I really wanted to hit the garage sale this year, but unfortunately I had to be out of town. Next year for sure. Those kids are AWESOME – considering trading in my own. Such snap! Such confidence! Such sassiness! I don’t think I have those qualities even now.
I have often thought of setting up a grandparent match system for Ottawa. We have no relatives in town and have long envied others with grandparents who are willing to babysit or take the kids on outings or just come along to the park to chat while the kids play. Sounds like I should look into it!
I don’t know how to go about finding substitute grandchildren… I’m interested in finding substitute grandparents for my kids. They have grandparents of their own, of course, but they are either far away, v. busy or to mentally ill to be very involved. You could put an ad on kijiji — parents would be reading the childcare section but I don’t know if that’s where you’d want to put it.
Some of the elder facilities (community centers, homes) here have a system to allow elders to interact with unrelated children.
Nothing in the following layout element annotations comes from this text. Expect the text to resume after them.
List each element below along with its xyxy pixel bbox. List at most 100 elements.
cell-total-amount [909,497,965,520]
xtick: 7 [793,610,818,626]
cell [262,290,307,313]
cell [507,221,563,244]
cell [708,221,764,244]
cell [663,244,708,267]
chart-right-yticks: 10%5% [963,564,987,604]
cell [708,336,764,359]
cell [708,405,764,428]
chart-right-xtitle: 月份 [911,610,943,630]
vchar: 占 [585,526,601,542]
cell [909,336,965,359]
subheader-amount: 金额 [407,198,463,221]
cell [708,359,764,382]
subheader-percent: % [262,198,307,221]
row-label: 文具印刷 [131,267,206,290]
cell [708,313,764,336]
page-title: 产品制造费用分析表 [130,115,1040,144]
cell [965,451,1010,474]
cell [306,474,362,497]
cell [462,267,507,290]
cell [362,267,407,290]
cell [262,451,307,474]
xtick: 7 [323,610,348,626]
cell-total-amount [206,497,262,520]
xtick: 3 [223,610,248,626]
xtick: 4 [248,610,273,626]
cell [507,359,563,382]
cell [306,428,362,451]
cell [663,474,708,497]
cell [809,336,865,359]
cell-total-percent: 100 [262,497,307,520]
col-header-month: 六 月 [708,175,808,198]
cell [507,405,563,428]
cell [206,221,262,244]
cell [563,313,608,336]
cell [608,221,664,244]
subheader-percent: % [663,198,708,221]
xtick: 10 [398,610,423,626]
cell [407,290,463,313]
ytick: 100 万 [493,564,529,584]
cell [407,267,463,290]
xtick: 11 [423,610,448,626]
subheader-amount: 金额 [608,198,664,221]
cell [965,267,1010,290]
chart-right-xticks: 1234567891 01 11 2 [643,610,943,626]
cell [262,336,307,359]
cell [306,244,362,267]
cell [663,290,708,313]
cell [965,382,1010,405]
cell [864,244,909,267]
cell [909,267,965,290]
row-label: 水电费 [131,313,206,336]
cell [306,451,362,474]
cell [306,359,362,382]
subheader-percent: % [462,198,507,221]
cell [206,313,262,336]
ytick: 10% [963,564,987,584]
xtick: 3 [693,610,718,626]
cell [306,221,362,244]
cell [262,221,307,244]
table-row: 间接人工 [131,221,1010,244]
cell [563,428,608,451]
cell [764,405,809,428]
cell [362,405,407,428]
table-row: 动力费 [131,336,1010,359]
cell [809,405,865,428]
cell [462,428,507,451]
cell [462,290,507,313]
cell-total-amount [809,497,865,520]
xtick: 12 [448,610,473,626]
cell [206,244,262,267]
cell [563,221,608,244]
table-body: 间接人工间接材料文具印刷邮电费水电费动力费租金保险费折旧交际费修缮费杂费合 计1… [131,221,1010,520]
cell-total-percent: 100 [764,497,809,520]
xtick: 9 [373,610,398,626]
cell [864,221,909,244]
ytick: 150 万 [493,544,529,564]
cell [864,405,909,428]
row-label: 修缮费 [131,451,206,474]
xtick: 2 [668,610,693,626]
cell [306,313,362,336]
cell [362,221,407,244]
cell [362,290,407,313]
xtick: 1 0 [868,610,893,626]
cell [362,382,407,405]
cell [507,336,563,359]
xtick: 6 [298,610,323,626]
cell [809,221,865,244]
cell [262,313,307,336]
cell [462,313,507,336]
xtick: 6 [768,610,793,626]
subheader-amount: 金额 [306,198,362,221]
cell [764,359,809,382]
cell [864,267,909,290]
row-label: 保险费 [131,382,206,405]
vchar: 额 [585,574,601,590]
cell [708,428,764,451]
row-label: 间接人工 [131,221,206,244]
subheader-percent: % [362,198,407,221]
Can you visit community centers in your area? It’s entirely possible they’d have some mentoring work for willing adults.
I love the idea of substitute grandparenting. Our school community is so small and close knit it’s been great for my kids to get substitute grandparents in. Its less one on one and committed than a general feeling and things like grandparental types knowing every child in the school and doting on them all, a great mix of older faculty and young faculty (I don’t see many teachers still in teaching in their mi 50’s and 60’s in the public system like we have) and the kids who need it? They don’t get labelled as bad kids they’re recognized as in need of more people in their lives. I wonder where you could find something like that? After school community drop in centre, through a local spiritual group like UU or something?